Tengo para mí que queda mucho por hacer en la asunción de la que ha sido la experiencia más radical de este siglo. Muchos de los verdugos aprovecharon los periodos de amnesia y de olvido para reacomodarse. Las víctimas, estos personajes que regresaron del más allá, han luchado con enormes obstáculos por la dificultad de hablar y por la dificultad de hacerse entender. Un par de generaciones han crecido entre demasiados silencios de sus padres. Y estos silencios crean a veces complicadas fantasías difíciles de desentrañar.
De estas experiencias, aun al precio de mucha sangre, podía parecer que se había extraído una de las lecciones morales del siglo: "no todo es posible". O dicho de otro modo, precisamente porque Dios ha muerto no todo está permitido. Y, sin embargo, al llegar al final del siglo, quedan serias dudas sobre si realmente se ha integrado lo ocurrido. El poder económico sigue empeñado en cumplir el principio nietzscheano de la voluntad de poder: más, siempre más. Lo que augura un futuro socialmente insostenible porque de cumplirse el designio thatcheriano de que "la sociedad no existe, sólo existen los individuos" estaríamos en un neototalitarismo. Es totalitaria aquella sociedad en la que no hay intimidad, los individuos están en visibilidad permanente, no tienen ninguna forma social en la que protegerse, camuflarse, esconderse, confiarse.
En diversas partes del mundo se vuelve a matar en nombre de Dios o de la etnia. En otros lugares el antiguo poder comunista se metamorfosea en proyectos nacional-militaristas. Lo que está aconteciendo en Rusia, donde Putin se construye un poder sobre la base de la guerra y de la explotación del orgullo nacional perdido debería merecer algo más que discretas condenas a media voz, como ocurre entre los dirigentes políticos y la opinión pública occidental.

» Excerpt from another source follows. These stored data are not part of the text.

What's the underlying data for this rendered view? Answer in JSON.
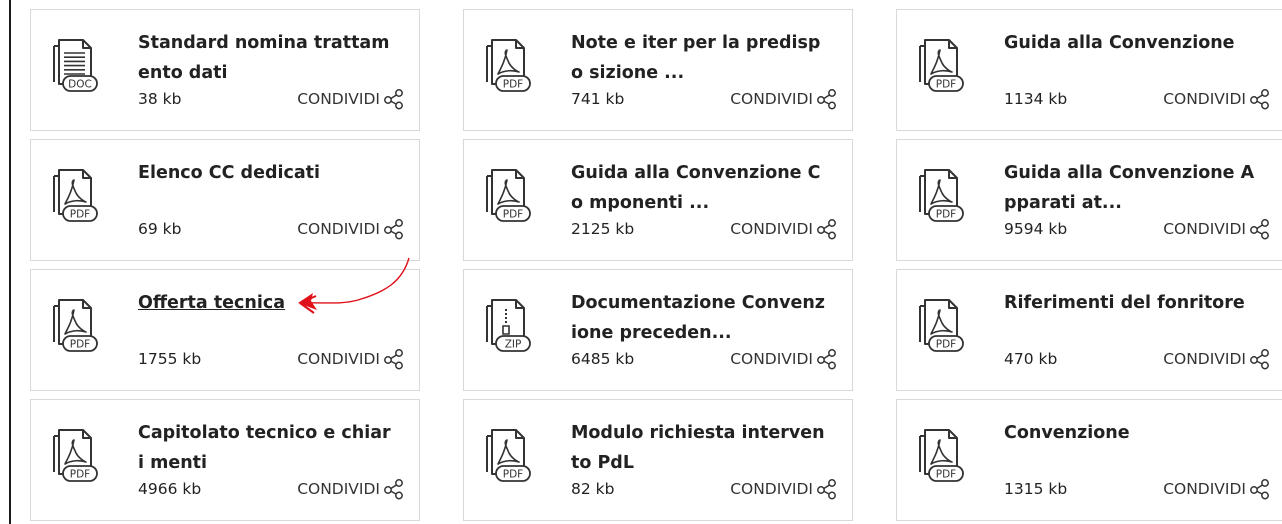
{
  "share_label": "CONDIVIDI",
  "files": [
    {
      "title": "Standard nomina trattam ento dati",
      "size": "38 kb",
      "type": "DOC",
      "icon": "doc-file-icon"
    },
    {
      "title": "Note e iter per la predispo sizione ...",
      "size": "741 kb",
      "type": "PDF",
      "icon": "pdf-file-icon"
    },
    {
      "title": "Guida alla Convenzione",
      "size": "1134 kb",
      "type": "PDF",
      "icon": "pdf-file-icon"
    },
    {
      "title": "Elenco CC dedicati",
      "size": "69 kb",
      "type": "PDF",
      "icon": "pdf-file-icon"
    },
    {
      "title": "Guida alla Convenzione Co mponenti ...",
      "size": "2125 kb",
      "type": "PDF",
      "icon": "pdf-file-icon"
    },
    {
      "title": "Guida alla Convenzione A pparati at...",
      "size": "9594 kb",
      "type": "PDF",
      "icon": "pdf-file-icon"
    },
    {
      "title": "Offerta tecnica",
      "size": "1755 kb",
      "type": "PDF",
      "icon": "pdf-file-icon",
      "underlined": true
    },
    {
      "title": "Documentazione Convenz ione preceden...",
      "size": "6485 kb",
      "type": "ZIP",
      "icon": "zip-file-icon"
    },
    {
      "title": "Riferimenti del fonritore",
      "size": "470 kb",
      "type": "PDF",
      "icon": "pdf-file-icon"
    },
    {
      "title": "Capitolato tecnico e chiari menti",
      "size": "4966 kb",
      "type": "PDF",
      "icon": "pdf-file-icon"
    },
    {
      "title": "Modulo richiesta interven to PdL",
      "size": "82 kb",
      "type": "PDF",
      "icon": "pdf-file-icon"
    },
    {
      "title": "Convenzione",
      "size": "1315 kb",
      "type": "PDF",
      "icon": "pdf-file-icon"
    }
  ],
  "annotation": {
    "icon": "red-arrow-annotation",
    "color": "#e0101a"
  }
}
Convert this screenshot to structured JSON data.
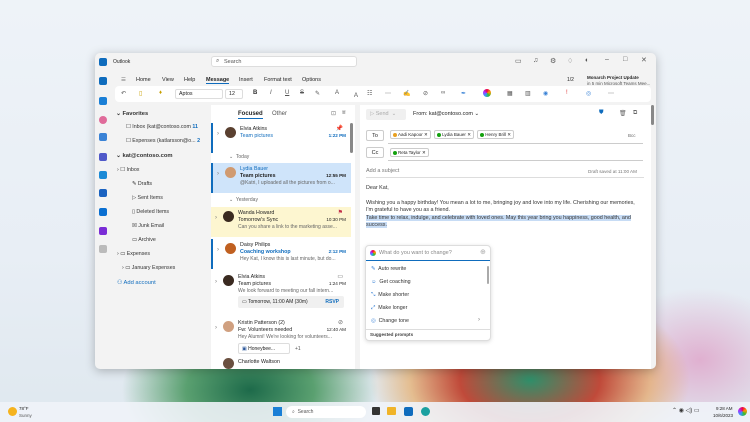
{
  "window": {
    "app_title": "Outlook",
    "search_placeholder": "Search"
  },
  "menu_tabs": [
    "Home",
    "View",
    "Help",
    "Message",
    "Insert",
    "Format text",
    "Options"
  ],
  "active_tab": "Message",
  "ribbon": {
    "font": "Aptos",
    "size": "12",
    "bold": "B",
    "italic": "I",
    "underline": "U",
    "strike": "S"
  },
  "notification": {
    "counter": "1/2",
    "title": "Monarch Project Update",
    "subtitle": "in 5 min Microsoft Teams Mee..."
  },
  "folders": {
    "favorites_label": "Favorites",
    "favorites": [
      {
        "label": "Inbox (kat@contoso.com",
        "count": "11"
      },
      {
        "label": "Expenses (katlarsson@o...",
        "count": "2"
      }
    ],
    "account": "kat@contoso.com",
    "items": [
      "Inbox",
      "Drafts",
      "Sent Items",
      "Deleted Items",
      "Junk Email",
      "Archive",
      "Expenses",
      "January Expenses"
    ],
    "add_account": "Add account"
  },
  "list": {
    "tabs": [
      "Focused",
      "Other"
    ],
    "groups": [
      "Today",
      "Yesterday"
    ],
    "mails": [
      {
        "name": "Elvia Atkins",
        "subject": "Team pictures",
        "preview": "",
        "time": "1:22 PM"
      },
      {
        "name": "Lydia Bauer",
        "subject": "Team pictures",
        "preview": "@Katri, I uploaded all the pictures from o...",
        "time": "12:55 PM"
      },
      {
        "name": "Wanda Howard",
        "subject": "Tomorrow's Sync",
        "preview": "Can you share a link to the marketing asse...",
        "time": "10:30 PM"
      },
      {
        "name": "Daisy Philips",
        "subject": "Coaching workshop",
        "preview": "Hey Kat, I know this is last minute, but do...",
        "time": "2:12 PM"
      },
      {
        "name": "Elvia Atkins",
        "subject": "Team pictures",
        "preview": "We look forward to meeting our fall intern...",
        "time": "1:24 PM"
      },
      {
        "name": "Kristin Patterson (2)",
        "subject": "Fw: Volunteers needed",
        "preview": "Hey Alumni! We're looking for volunteers...",
        "time": "12:40 AM"
      },
      {
        "name": "Charlotte Waltson",
        "subject": "",
        "preview": "",
        "time": ""
      }
    ],
    "event": {
      "when": "Tomorrow, 11:00 AM (30m)",
      "rsvp": "RSVP"
    },
    "attachment": {
      "name": "Honeybee...",
      "more": "+1"
    }
  },
  "compose": {
    "send": "Send",
    "from": "From: kat@contoso.com",
    "to_label": "To",
    "cc_label": "Cc",
    "bcc": "Bcc",
    "to": [
      "Aadi Kapoor",
      "Lydia Bauer",
      "Henry Brill"
    ],
    "cc": [
      "Reta Taylor"
    ],
    "subject_placeholder": "Add a subject",
    "draft_status": "Draft saved at 11:00 AM",
    "greeting": "Dear Kat,",
    "para1": "Wishing you a happy birthday! You mean a lot to me, bringing joy and love into my life. Cherishing our memories, I'm grateful to have you as a friend.",
    "para2": "Take time to relax, indulge, and celebrate with loved ones. May this year bring you happiness, good health, and success."
  },
  "copilot": {
    "placeholder": "What do you want to change?",
    "items": [
      "Auto rewrite",
      "Get coaching",
      "Make shorter",
      "Make longer",
      "Change tone"
    ],
    "suggested": "Suggested prompts"
  },
  "taskbar": {
    "temp": "78°F",
    "weather": "Sunny",
    "search": "Search",
    "time": "9:28 AM",
    "date": "10/6/2023"
  },
  "colors": {
    "accent": "#0f6cbd",
    "selected": "#cfe4fa",
    "flagged": "#fdf6d0",
    "highlight": "#c7dcf5"
  }
}
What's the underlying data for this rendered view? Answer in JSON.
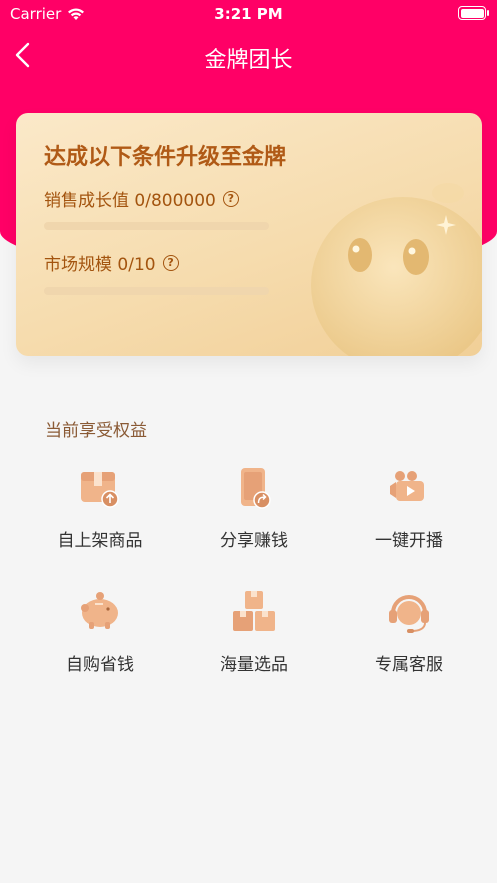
{
  "status_bar": {
    "carrier": "Carrier",
    "time": "3:21 PM"
  },
  "nav": {
    "title": "金牌团长"
  },
  "card": {
    "heading": "达成以下条件升级至金牌",
    "conditions": [
      {
        "label": "销售成长值 0/800000",
        "progress": 0
      },
      {
        "label": "市场规模 0/10",
        "progress": 0
      }
    ]
  },
  "benefits": {
    "title": "当前享受权益",
    "items": [
      {
        "label": "自上架商品",
        "icon": "box-upload-icon"
      },
      {
        "label": "分享赚钱",
        "icon": "phone-share-icon"
      },
      {
        "label": "一键开播",
        "icon": "video-camera-icon"
      },
      {
        "label": "自购省钱",
        "icon": "piggy-bank-icon"
      },
      {
        "label": "海量选品",
        "icon": "boxes-icon"
      },
      {
        "label": "专属客服",
        "icon": "headset-icon"
      }
    ]
  },
  "colors": {
    "brand": "#ff0066",
    "accent": "#a9520e",
    "icon": "#e6a177"
  }
}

El siglo se va, el olvido sigue. Un olvido que se acelera y comprime en el tiempo como todo. A menudo, la memoria ya no aguanta más allá de un par de telediarios. Este país ha construido su reciente democracia sobre la amnesia pactada. Otros, como Suráfrica, han tenido el coraje de afrontar el pasado. Aquí se decretó la indiferencia moral. Pero ahora, con una derecha que nos quiere hacer creer que surgió de la nada y unos ex gobernantes socialistas incapaces de asumir el sórdido episodio del GAL, queda claro que recuperar la memoria es necesario incluso para que no haya coartadas ni agravios comparativos que impidan el buen funcionamiento de las instituciones democráticas. Feliz 2000.